Maldonado, a Zapata shareholder, filed a derivative suit against Zapata’s directors alleging breaches of fiduciary duty in connection with stock option grants. He did not make a pre-suit demand on the board, claiming demand was excused as futile because a majority of the board was implicated. Zapata’s board then created a Special Litigation Committee (SLC) — composed of directors appointed after the suit was filed — which investigated the claims and concluded the suit was contrary to the corporation’s best interests.

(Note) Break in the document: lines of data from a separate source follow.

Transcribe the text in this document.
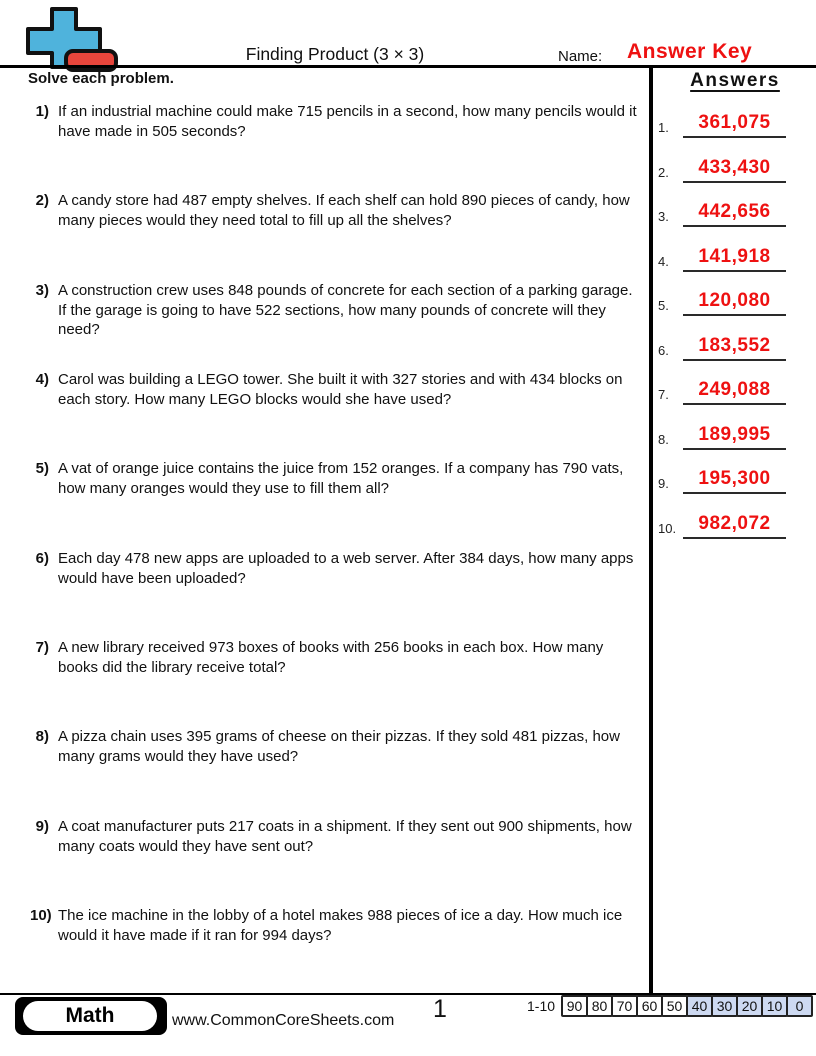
Finding Product (3 × 3)	Name: Answer Key
Solve each problem.
1) If an industrial machine could make 715 pencils in a second, how many pencils would it have made in 505 seconds?
2) A candy store had 487 empty shelves. If each shelf can hold 890 pieces of candy, how many pieces would they need total to fill up all the shelves?
3) A construction crew uses 848 pounds of concrete for each section of a parking garage. If the garage is going to have 522 sections, how many pounds of concrete will they need?
4) Carol was building a LEGO tower. She built it with 327 stories and with 434 blocks on each story. How many LEGO blocks would she have used?
5) A vat of orange juice contains the juice from 152 oranges. If a company has 790 vats, how many oranges would they use to fill them all?
6) Each day 478 new apps are uploaded to a web server. After 384 days, how many apps would have been uploaded?
7) A new library received 973 boxes of books with 256 books in each box. How many books did the library receive total?
8) A pizza chain uses 395 grams of cheese on their pizzas. If they sold 481 pizzas, how many grams would they have used?
9) A coat manufacturer puts 217 coats in a shipment. If they sent out 900 shipments, how many coats would they have sent out?
10) The ice machine in the lobby of a hotel makes 988 pieces of ice a day. How much ice would it have made if it ran for 994 days?
Answers
1.	361,075
2.	433,430
3.	442,656
4.	141,918
5.	120,080
6.	183,552
7.	249,088
8.	189,995
9.	195,300
10.	982,072
Math	www.CommonCoreSheets.com	1	1-10 90 80 70 60 50 40 30 20 10 0
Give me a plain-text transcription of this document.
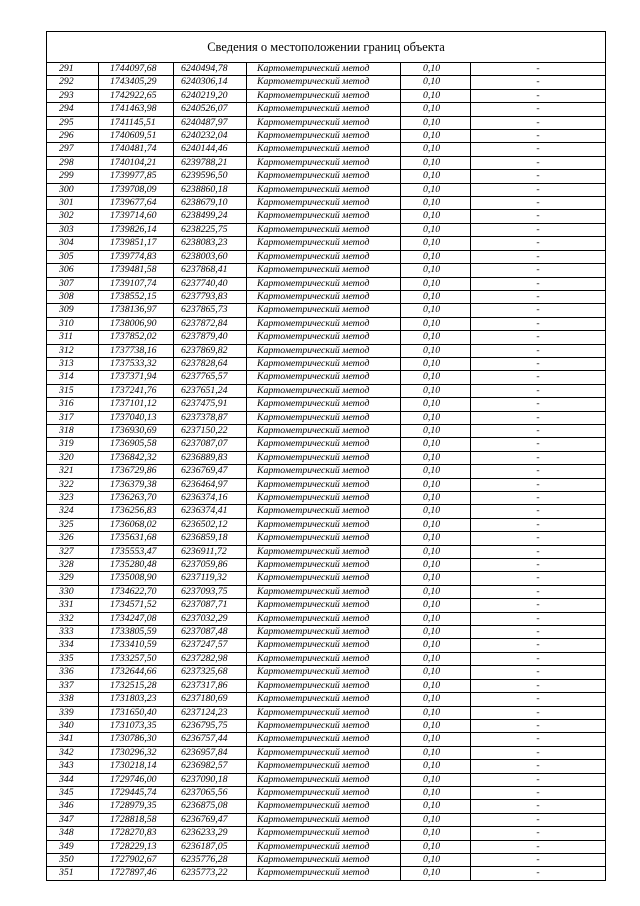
Сведения о местоположении границ объекта					
291	1744097,68	6240494,78	Картометрический метод	0,10	-
292	1743405,29	6240306,14	Картометрический метод	0,10	-
293	1742922,65	6240219,20	Картометрический метод	0,10	-
294	1741463,98	6240526,07	Картометрический метод	0,10	-
295	1741145,51	6240487,97	Картометрический метод	0,10	-
296	1740609,51	6240232,04	Картометрический метод	0,10	-
297	1740481,74	6240144,46	Картометрический метод	0,10	-
298	1740104,21	6239788,21	Картометрический метод	0,10	-
299	1739977,85	6239596,50	Картометрический метод	0,10	-
300	1739708,09	6238860,18	Картометрический метод	0,10	-
301	1739677,64	6238679,10	Картометрический метод	0,10	-
302	1739714,60	6238499,24	Картометрический метод	0,10	-
303	1739826,14	6238225,75	Картометрический метод	0,10	-
304	1739851,17	6238083,23	Картометрический метод	0,10	-
305	1739774,83	6238003,60	Картометрический метод	0,10	-
306	1739481,58	6237868,41	Картометрический метод	0,10	-
307	1739107,74	6237740,40	Картометрический метод	0,10	-
308	1738552,15	6237793,83	Картометрический метод	0,10	-
309	1738136,97	6237865,73	Картометрический метод	0,10	-
310	1738006,90	6237872,84	Картометрический метод	0,10	-
311	1737852,02	6237879,40	Картометрический метод	0,10	-
312	1737738,16	6237869,82	Картометрический метод	0,10	-
313	1737533,32	6237828,64	Картометрический метод	0,10	-
314	1737371,94	6237765,57	Картометрический метод	0,10	-
315	1737241,76	6237651,24	Картометрический метод	0,10	-
316	1737101,12	6237475,91	Картометрический метод	0,10	-
317	1737040,13	6237378,87	Картометрический метод	0,10	-
318	1736930,69	6237150,22	Картометрический метод	0,10	-
319	1736905,58	6237087,07	Картометрический метод	0,10	-
320	1736842,32	6236889,83	Картометрический метод	0,10	-
321	1736729,86	6236769,47	Картометрический метод	0,10	-
322	1736379,38	6236464,97	Картометрический метод	0,10	-
323	1736263,70	6236374,16	Картометрический метод	0,10	-
324	1736256,83	6236374,41	Картометрический метод	0,10	-
325	1736068,02	6236502,12	Картометрический метод	0,10	-
326	1735631,68	6236859,18	Картометрический метод	0,10	-
327	1735553,47	6236911,72	Картометрический метод	0,10	-
328	1735280,48	6237059,86	Картометрический метод	0,10	-
329	1735008,90	6237119,32	Картометрический метод	0,10	-
330	1734622,70	6237093,75	Картометрический метод	0,10	-
331	1734571,52	6237087,71	Картометрический метод	0,10	-
332	1734247,08	6237032,29	Картометрический метод	0,10	-
333	1733805,59	6237087,48	Картометрический метод	0,10	-
334	1733410,59	6237247,57	Картометрический метод	0,10	-
335	1733257,50	6237282,98	Картометрический метод	0,10	-
336	1732644,66	6237325,68	Картометрический метод	0,10	-
337	1732515,28	6237317,86	Картометрический метод	0,10	-
338	1731803,23	6237180,69	Картометрический метод	0,10	-
339	1731650,40	6237124,23	Картометрический метод	0,10	-
340	1731073,35	6236795,75	Картометрический метод	0,10	-
341	1730786,30	6236757,44	Картометрический метод	0,10	-
342	1730296,32	6236957,84	Картометрический метод	0,10	-
343	1730218,14	6236982,57	Картометрический метод	0,10	-
344	1729746,00	6237090,18	Картометрический метод	0,10	-
345	1729445,74	6237065,56	Картометрический метод	0,10	-
346	1728979,35	6236875,08	Картометрический метод	0,10	-
347	1728818,58	6236769,47	Картометрический метод	0,10	-
348	1728270,83	6236233,29	Картометрический метод	0,10	-
349	1728229,13	6236187,05	Картометрический метод	0,10	-
350	1727902,67	6235776,28	Картометрический метод	0,10	-
351	1727897,46	6235773,22	Картометрический метод	0,10	-
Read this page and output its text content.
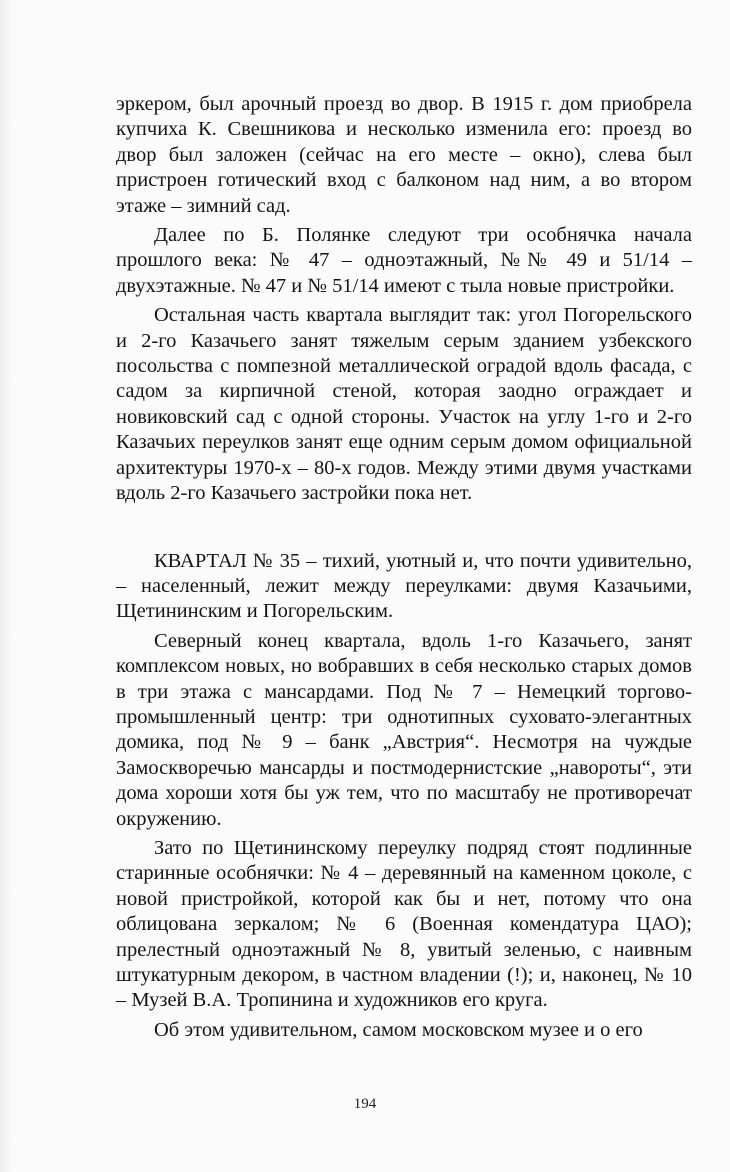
эркером, был арочный проезд во двор. В 1915 г. дом приобрела купчиха К. Свешникова и несколько изменила его: проезд во двор был заложен (сейчас на его месте – окно), слева был пристроен готический вход с балконом над ним, а во втором этаже – зимний сад.

Далее по Б. Полянке следуют три особнячка начала прошлого века: № 47 – одноэтажный, №№ 49 и 51/14 – двухэтажные. № 47 и № 51/14 имеют с тыла новые пристройки.

Остальная часть квартала выглядит так: угол Погорельского и 2-го Казачьего занят тяжелым серым зданием узбекского посольства с помпезной металлической оградой вдоль фасада, с садом за кирпичной стеной, которая заодно ограждает и новиковский сад с одной стороны. Участок на углу 1-го и 2-го Казачьих переулков занят еще одним серым домом официальной архитектуры 1970-х – 80-х годов. Между этими двумя участками вдоль 2-го Казачьего застройки пока нет.

КВАРТАЛ № 35 – тихий, уютный и, что почти удивительно, – населенный, лежит между переулками: двумя Казачьими, Щетининским и Погорельским.

Северный конец квартала, вдоль 1-го Казачьего, занят комплексом новых, но вобравших в себя несколько старых домов в три этажа с мансардами. Под № 7 – Немецкий торгово-промышленный центр: три однотипных суховато-элегантных домика, под № 9 – банк „Австрия“. Несмотря на чуждые Замоскворечью мансарды и постмодернистские „навороты“, эти дома хороши хотя бы уж тем, что по масштабу не противоречат окружению.

Зато по Щетининскому переулку подряд стоят подлинные старинные особнячки: № 4 – деревянный на каменном цоколе, с новой пристройкой, которой как бы и нет, потому что она облицована зеркалом; № 6 (Военная комендатура ЦАО); прелестный одноэтажный № 8, увитый зеленью, с наивным штукатурным декором, в частном владении (!); и, наконец, № 10 – Музей В.А. Тропинина и художников его круга.

Об этом удивительном, самом московском музее и о его

194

The SLC moved to dismiss.

Issue

What standard governs a corporation’s motion to dismiss a derivative suit based on the recommendation of a Special Litigation Committee, and may a court independently review the SLC’s business judgment?

Holding

A two-step framework governs SLC motions to dismiss: (1) the court must inquire into the independence and good faith of the SLC and the adequacy of its investigation; and (2) the court may apply its own independent business judgment to determine whether the case should proceed, even if the SLC satisfies step one.

Rule

An SLC motion to dismiss a derivative suit is not automatically protected by the business judgment rule, even if the SLC is composed of independent directors. Courts retain discretion at step two to deny dismissal if they believe, in their independent business judgment, that the suit should continue in the corporation’s best interests. This framework reflects a compromise between the demand requirement’s deference to the board and the recognition that an SLC appointed by an interested board may have structural bias.

Significance

Zapata is the leading Delaware case on Special Litigation Committees and the derivative suit mechanism, and reflects deep tension between corporate law’s deference to board authority and courts’ concern that directors will use SLCs to protect each other. The two-step Zapata test is contrasted with the more deferential approach in Auerbach v. Bennett (New York), which applies the business judgment rule to SLC decisions after verifying independence and process. The case is essential for understanding derivative suit procedure, demand requirements, and the role of courts in policing self-dealing by boards.